Le 24 mars, l'Iran a déclaré que les « navires non hostiles » pouvaient désormais emprunter le détroit d'Ormuz, un passage maritime stratégique, à condition de respecter les règles de sûreté et de sécurité, comme le rapporte Courrier International. Cette décision intervient après les frappes américano-israéliennes du 28 février, qui avaient fermé ce détroit crucial pour le trafic pétrolier mondial.
« Tout actif appartenant aux agresseurs - à savoir les États-Unis et le régime israélien - ainsi qu’aux autres participants à l’agression ne peuvent prétendre à un passage pacifique ou non hostile », a précisé un communiqué transmis à l’Organisation maritime internationale (OMI). L'Iran souligne que les navires devront se coordonner avec « les autorités iraniennes compétentes ».
Ce qu'il faut retenir
- L'Iran autorise les navires 'non-hostiles' à emprunter le détroit d'Ormuz.

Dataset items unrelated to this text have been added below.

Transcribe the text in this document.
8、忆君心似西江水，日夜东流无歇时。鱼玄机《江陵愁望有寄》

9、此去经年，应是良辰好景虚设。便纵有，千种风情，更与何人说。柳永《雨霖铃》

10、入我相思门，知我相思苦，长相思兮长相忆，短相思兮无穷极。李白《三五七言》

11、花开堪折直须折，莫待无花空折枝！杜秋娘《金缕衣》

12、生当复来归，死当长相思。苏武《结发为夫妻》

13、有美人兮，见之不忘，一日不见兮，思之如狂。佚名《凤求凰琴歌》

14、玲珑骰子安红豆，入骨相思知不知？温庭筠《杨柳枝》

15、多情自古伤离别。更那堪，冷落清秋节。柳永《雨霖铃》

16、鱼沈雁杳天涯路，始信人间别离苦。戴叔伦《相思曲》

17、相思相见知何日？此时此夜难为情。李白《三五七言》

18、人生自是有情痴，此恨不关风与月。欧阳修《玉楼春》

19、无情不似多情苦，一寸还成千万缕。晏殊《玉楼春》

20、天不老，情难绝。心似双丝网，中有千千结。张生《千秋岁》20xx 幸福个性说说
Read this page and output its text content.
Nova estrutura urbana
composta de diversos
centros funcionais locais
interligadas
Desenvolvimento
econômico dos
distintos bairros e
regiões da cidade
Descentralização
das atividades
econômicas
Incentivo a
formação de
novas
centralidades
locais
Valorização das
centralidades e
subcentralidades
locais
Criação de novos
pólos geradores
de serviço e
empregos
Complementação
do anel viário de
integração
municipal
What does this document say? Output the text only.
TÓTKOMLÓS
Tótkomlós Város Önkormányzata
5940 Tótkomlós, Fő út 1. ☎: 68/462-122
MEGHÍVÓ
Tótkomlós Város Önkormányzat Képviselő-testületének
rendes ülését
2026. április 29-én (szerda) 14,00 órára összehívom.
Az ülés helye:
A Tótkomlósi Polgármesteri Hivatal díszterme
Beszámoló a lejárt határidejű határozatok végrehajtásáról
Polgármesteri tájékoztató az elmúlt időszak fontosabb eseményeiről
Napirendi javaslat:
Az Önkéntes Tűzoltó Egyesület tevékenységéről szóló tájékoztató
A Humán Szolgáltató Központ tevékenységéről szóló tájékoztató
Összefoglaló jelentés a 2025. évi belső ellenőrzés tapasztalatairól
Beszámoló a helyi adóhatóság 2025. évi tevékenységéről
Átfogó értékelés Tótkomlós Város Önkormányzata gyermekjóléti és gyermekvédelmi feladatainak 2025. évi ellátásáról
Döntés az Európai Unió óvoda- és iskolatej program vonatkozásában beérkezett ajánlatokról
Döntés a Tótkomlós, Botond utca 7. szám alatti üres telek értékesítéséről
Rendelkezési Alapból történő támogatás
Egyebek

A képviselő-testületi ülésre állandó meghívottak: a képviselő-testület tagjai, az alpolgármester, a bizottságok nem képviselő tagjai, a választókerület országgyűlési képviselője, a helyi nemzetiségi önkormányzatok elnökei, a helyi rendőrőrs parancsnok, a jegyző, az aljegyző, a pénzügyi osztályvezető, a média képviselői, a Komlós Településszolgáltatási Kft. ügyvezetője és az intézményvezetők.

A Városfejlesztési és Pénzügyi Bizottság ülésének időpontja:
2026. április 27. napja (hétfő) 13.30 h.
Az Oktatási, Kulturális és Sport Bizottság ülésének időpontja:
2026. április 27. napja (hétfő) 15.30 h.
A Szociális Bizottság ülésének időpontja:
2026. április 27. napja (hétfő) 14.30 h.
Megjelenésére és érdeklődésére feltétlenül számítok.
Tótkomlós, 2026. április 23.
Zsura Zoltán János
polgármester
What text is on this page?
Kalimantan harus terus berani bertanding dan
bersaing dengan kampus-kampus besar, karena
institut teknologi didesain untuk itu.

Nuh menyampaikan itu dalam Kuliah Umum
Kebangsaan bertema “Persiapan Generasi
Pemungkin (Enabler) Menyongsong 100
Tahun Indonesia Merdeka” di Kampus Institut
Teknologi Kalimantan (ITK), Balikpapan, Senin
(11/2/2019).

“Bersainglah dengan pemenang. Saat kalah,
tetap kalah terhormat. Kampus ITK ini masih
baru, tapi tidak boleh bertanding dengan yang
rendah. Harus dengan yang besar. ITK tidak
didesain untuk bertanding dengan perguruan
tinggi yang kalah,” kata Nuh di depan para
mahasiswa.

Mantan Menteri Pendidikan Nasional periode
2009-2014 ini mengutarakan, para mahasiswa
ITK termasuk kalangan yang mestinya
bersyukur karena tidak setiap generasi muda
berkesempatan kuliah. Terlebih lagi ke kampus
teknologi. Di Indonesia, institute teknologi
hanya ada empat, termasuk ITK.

- Les navires doivent respecter les règles de sûreté et de sécurité.
- Les États-Unis et Israël sont considérés comme des « agresseurs ».
Contexte historique
Le conflit entre les États-Unis, Israël et l'Iran est ancien et complexe. Le détroit d'Ormuz, qui relie le golfe Persique à l'océan Indien, est un passage clé pour le trafic pétrolier mondial, avec environ 20 % des hydrocarbures mondiaux qui y transite.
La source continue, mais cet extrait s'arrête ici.